Michigan indisputably has the most generous auto insurance system in the nation.
Thanks to our state’s no-fault policy, unlimited lifetime benefits are available to those who are catastrophically injured in car crashes. Our system is funded through an assessment to the Michigan Catastrophic Claims Administration. All drivers are required to pay into the system.
Some people don’t think the system is fair.
House Republicans attempted to reform our state’s no-fault insurance last year by eliminating lifetime benefits and replacing them with a $1 million cap. However, the effort failed due to strong opposition from people who had been critically injured in car accidents and were benefitting from the system.
House Republicans haven’t given up. They are trying again to reform the no-fault system, this time with a proposal to eliminate lifetime benefits and replace them with a $10 million cap. The proposal would also require insurance companies to guarantee 10 percent savings on auto insurance premiums for the first two years. The proposal would also create an authority to combat insurance fraud and open up the Michigan Catastrophic Claims Association to more transparency.
Speaker of the House Jase Bolger says Michigan has the best auto insurance in the nation, but also one of the most expensive systems in the country. He said families are struggling to pay auto insurance bills and a growing number of people are driving without insurance as a result.
Bolger said a $10 million cap would save everyone money while still covering the majority of people injured in car accidents. He said the highest claim in Michigan was $12.7 million and only a small amount of people have filed a $10 million claim.
Of course, the proposed bill has been met with opposition. Oakland County Executive L. Brooks Patterson went so far as to call the new bill “a death sentence for individuals recovering from catastrophic injuries.”
Rep. Rick Outman, R-Six Lakes, addressed the proposal at last Monday’s legislative update gathering at Montcalm Community College. He doesn’t have an official stance on the proposal at this time, but he believes some changes must take place.

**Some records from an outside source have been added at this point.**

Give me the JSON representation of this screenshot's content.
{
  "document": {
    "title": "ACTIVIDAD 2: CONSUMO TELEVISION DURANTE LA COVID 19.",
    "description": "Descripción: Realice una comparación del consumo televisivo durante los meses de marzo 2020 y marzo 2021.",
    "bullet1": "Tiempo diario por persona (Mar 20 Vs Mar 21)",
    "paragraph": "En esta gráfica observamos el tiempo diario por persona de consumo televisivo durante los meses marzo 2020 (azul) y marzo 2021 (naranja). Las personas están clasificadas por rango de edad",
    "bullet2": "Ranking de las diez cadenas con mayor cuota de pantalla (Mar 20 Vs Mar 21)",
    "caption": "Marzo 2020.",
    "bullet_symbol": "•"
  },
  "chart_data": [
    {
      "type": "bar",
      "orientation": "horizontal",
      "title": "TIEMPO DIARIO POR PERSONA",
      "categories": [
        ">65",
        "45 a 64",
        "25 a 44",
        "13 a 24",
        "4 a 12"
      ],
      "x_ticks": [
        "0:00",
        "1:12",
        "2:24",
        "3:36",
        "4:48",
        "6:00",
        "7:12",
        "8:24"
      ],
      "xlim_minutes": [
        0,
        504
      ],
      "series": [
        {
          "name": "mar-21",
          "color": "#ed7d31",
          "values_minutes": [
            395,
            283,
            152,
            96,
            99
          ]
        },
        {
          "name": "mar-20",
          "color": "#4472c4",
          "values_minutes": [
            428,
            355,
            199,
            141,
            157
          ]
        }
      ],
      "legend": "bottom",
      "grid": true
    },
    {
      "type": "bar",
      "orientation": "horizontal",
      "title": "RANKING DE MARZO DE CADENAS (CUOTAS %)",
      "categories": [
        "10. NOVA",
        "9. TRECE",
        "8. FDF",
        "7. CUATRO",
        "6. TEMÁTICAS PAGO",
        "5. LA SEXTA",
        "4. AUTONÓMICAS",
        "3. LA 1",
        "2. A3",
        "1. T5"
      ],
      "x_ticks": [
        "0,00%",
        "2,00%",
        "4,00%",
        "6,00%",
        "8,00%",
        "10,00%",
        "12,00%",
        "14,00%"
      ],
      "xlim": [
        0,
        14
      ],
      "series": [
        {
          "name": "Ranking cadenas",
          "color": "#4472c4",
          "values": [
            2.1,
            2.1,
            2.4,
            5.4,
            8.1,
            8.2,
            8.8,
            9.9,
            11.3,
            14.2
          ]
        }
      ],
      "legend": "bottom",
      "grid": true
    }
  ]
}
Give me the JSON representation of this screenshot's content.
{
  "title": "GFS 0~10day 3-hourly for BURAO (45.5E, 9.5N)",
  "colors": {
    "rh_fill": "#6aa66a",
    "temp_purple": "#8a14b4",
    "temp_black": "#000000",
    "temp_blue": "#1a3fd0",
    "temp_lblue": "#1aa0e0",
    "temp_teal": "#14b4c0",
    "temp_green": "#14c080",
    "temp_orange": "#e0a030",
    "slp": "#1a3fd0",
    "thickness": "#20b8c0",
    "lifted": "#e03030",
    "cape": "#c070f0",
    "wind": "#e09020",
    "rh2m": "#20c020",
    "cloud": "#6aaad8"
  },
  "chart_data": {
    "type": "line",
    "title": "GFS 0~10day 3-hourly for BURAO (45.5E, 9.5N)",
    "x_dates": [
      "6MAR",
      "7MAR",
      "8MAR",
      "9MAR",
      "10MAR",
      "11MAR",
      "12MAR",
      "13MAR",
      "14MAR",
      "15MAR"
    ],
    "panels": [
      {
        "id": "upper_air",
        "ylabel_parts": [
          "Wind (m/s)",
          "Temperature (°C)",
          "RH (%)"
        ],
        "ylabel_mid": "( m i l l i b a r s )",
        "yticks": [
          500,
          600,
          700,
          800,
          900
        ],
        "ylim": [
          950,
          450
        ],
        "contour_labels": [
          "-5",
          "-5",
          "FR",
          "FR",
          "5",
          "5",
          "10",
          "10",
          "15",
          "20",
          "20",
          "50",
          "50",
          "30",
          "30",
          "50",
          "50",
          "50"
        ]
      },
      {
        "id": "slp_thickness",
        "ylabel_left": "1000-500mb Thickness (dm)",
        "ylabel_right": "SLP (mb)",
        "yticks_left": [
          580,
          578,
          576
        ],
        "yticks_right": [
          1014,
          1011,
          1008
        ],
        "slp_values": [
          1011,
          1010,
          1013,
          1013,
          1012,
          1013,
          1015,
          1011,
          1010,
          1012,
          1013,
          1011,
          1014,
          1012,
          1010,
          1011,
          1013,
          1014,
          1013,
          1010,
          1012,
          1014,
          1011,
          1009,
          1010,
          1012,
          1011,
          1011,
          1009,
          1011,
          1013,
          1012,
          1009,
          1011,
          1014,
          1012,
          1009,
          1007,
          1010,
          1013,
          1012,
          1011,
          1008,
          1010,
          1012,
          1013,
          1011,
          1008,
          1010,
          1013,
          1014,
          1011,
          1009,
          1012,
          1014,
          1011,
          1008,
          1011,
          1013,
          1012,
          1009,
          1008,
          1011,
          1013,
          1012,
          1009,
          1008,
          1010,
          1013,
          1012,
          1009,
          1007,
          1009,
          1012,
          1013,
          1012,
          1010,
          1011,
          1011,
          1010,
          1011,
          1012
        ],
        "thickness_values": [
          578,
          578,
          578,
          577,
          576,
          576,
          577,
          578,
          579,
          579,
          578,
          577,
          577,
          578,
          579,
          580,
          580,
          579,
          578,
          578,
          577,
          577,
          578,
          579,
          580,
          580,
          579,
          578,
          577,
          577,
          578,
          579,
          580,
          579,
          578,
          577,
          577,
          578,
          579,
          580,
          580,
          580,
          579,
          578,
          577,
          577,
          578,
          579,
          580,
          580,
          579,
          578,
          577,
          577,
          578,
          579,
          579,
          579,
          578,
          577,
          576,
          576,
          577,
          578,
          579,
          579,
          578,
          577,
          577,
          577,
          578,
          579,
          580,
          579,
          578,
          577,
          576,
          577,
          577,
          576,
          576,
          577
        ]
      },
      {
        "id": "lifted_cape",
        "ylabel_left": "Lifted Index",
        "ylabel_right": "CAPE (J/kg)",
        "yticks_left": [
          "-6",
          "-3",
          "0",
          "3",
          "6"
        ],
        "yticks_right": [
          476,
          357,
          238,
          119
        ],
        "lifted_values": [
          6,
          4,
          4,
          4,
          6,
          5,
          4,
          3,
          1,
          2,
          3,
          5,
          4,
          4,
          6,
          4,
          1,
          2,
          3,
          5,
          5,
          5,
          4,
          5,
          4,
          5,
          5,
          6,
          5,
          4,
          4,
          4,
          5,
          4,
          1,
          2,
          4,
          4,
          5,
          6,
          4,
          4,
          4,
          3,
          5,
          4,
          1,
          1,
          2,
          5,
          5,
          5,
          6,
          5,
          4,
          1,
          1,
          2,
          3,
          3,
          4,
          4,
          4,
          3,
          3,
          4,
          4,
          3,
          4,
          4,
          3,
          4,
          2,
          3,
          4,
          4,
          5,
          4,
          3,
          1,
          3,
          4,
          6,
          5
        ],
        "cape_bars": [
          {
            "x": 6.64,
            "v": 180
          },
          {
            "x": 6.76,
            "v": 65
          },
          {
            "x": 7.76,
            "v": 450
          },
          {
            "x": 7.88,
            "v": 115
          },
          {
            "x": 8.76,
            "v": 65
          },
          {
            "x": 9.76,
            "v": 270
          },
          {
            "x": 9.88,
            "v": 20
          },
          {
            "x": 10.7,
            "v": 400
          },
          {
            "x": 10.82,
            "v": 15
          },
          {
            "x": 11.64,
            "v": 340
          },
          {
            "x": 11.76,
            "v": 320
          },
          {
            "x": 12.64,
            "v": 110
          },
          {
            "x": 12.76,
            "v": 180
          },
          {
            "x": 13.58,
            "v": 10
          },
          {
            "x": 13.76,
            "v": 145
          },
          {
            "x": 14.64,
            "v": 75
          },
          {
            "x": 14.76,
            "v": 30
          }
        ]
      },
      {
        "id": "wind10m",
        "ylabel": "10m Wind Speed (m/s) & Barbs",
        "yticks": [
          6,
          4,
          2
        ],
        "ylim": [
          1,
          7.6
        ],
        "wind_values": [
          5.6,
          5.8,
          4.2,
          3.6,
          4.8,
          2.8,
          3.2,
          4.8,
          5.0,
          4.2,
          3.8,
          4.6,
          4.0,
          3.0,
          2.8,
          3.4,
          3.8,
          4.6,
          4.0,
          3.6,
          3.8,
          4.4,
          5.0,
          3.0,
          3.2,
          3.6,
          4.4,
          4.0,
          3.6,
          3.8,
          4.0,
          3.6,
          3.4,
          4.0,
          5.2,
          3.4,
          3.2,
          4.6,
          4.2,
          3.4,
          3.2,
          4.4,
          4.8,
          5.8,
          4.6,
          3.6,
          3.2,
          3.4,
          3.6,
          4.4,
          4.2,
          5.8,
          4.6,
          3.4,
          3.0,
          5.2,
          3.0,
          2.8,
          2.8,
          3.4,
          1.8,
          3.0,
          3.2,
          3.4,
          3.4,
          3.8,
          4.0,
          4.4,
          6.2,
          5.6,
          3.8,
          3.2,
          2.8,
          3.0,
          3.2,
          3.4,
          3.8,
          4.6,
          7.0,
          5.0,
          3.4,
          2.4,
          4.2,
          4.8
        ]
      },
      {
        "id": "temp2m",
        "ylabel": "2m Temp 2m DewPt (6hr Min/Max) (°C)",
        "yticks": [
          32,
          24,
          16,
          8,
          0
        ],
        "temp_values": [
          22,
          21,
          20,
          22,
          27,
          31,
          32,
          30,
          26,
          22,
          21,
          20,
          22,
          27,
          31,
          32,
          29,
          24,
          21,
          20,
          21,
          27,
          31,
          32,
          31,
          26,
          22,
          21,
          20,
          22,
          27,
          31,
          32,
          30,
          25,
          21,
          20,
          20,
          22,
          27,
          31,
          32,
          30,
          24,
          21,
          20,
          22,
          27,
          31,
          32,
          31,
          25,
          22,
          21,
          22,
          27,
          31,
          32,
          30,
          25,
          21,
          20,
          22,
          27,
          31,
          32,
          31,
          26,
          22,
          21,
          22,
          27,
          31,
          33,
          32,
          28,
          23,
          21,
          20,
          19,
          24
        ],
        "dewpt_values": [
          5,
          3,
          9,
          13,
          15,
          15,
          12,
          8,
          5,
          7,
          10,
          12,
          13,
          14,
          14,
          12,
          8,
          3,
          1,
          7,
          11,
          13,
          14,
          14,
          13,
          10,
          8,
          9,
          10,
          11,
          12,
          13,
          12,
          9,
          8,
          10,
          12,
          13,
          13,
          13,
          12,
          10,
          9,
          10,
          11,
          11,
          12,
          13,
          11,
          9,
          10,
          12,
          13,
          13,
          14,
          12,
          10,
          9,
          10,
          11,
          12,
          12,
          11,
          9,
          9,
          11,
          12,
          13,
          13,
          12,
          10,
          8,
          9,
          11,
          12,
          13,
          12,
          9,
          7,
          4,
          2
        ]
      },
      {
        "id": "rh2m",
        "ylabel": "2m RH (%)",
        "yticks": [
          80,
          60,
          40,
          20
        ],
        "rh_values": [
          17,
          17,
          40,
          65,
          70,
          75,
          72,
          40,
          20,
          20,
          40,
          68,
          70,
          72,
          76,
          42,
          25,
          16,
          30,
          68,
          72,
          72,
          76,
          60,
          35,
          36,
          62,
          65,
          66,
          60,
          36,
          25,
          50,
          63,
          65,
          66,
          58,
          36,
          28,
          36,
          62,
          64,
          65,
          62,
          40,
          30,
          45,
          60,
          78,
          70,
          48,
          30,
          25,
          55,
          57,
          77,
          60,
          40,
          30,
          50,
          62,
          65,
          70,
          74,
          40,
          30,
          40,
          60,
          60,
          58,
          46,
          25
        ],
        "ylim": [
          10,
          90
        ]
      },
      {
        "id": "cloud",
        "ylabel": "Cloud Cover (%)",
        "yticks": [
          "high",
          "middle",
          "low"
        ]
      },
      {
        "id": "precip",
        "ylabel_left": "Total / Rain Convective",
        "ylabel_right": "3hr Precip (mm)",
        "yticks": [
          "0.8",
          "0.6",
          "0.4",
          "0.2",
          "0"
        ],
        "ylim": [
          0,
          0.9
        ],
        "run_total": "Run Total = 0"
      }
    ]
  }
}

“Is it perfect? I don’t know,” Outman said. “What I do know is we pay higher rates than anyone else. I hear it from people that move back to Michigan from other states. They are amazed. We have to do something.”
Outman does agree with the majority of the proposal, saying he believes it would create a more efficient system, payouts would be quicker and everyone would save money. He also thinks the Michigan Catastrophic Claims Association should be more transparent. He said associate officials have admitted their system is unsustainable, but they refuse to open up their books to the government.
Legislation of the proposal is expected to be drafted this week in Lansing.
Until we know more details about the proposal, we aren’t taking an official stance either, but we agree our state’s no-fault system needs reform. Michigan’s unlimited system is far and away the most generous in the nation. The next state that comes close (and it’s not even close) is New York, which has a cap of $50,000.
The idea of a system that hands out unlimited amounts of money to a few while all of us are forced to pay seems questionable. We’re glad our state’s auto insurance system is being questioned and we hope the debate will lead to a more sensible resolution for everyone.
Editorial opinions are the consensus of The Daily News editorial board.